“Allah’ım ne olur boru olsun. Allah’ım otobüs olmasın lütfen!”
Çok sevdiğim ve her gördüğümde yeniden güldüğüm bir karikatürün kahramanı böyle diyor.
Uçağa apron otobüsüyle gidip merdivenden değil, yolcu biniş köprüsünden binmek isteyen birisinin küçük ama haklı talebi bu.
Benzer duayı ben de İstanbul İGA Havalimanı’na varış uçuşlarında ediyorum:
“Allah’ım ne olur uçağımız “C” veya “E” bölgesine yanaşsın. Uçaktan, oradaki kapılardan bir tanesinden inelim.”
Zira uçaktan, terminalin “iskele” olarak tâbir edilen kollarından hele de bu kolların uçlarındaki kapılardan birinde inerseniz muazzam bir yürüme mesafesi sizleri bekliyor.
C ve E kapıları ise terminalin ana bloğunda yer alıyor.

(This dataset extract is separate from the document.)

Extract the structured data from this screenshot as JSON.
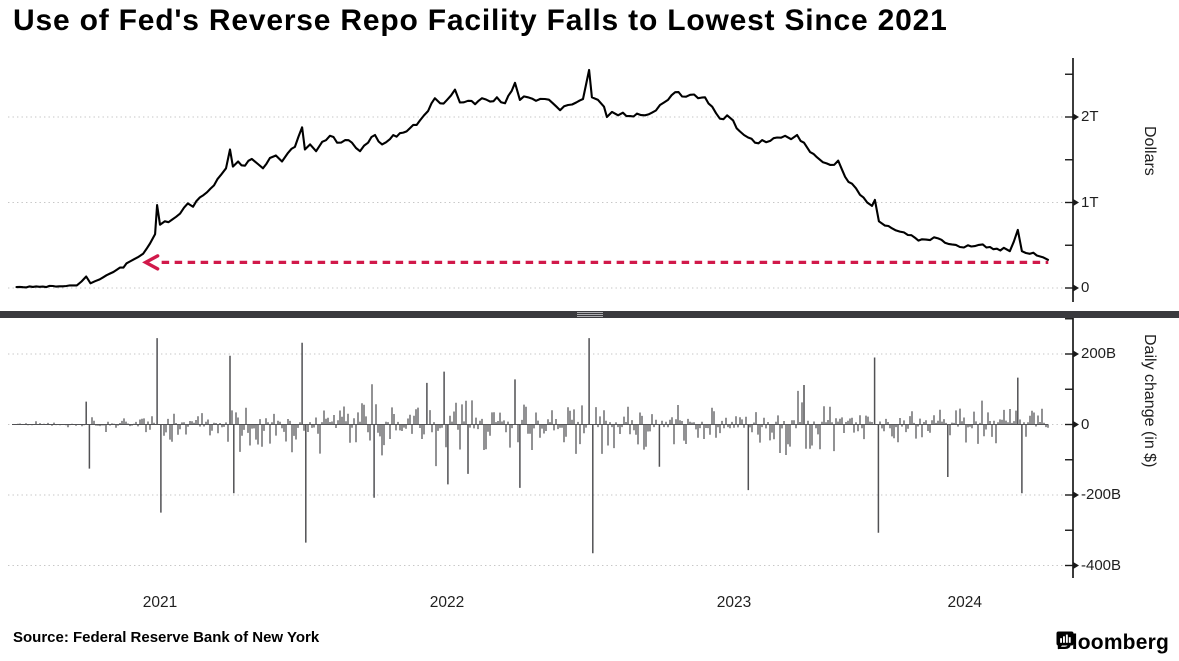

Bu noktalar hem terminal çıkışına nispeten daha yakın hem de uçaktan iner inmez pasaport bankoları sizi karşılıyor.
Böylece çok daha kısa bir sürede havalimanından çıkmanız mümkün oluyor.
Uçuşunuz iç hatlardaysa, yukarıda anlattığım sürecin farklı bir versiyonu büyük avantaj sağlıyor.
Borudan yani köprüden inmek yerine, apron otobüsüyle taşınmak, yürüme mesafesini inanılmaz derecede kısaltıyor.
Zira uçaktan otobüsle alınan yolcular, bagaj teslim bantlarının olduğu bölgenin yan tarafındaki kapıya getiriliyor.
Bir de beklemeniz gereken bavulunuz yoksa çok kısa sürede terminalden çıkıyorsunuz.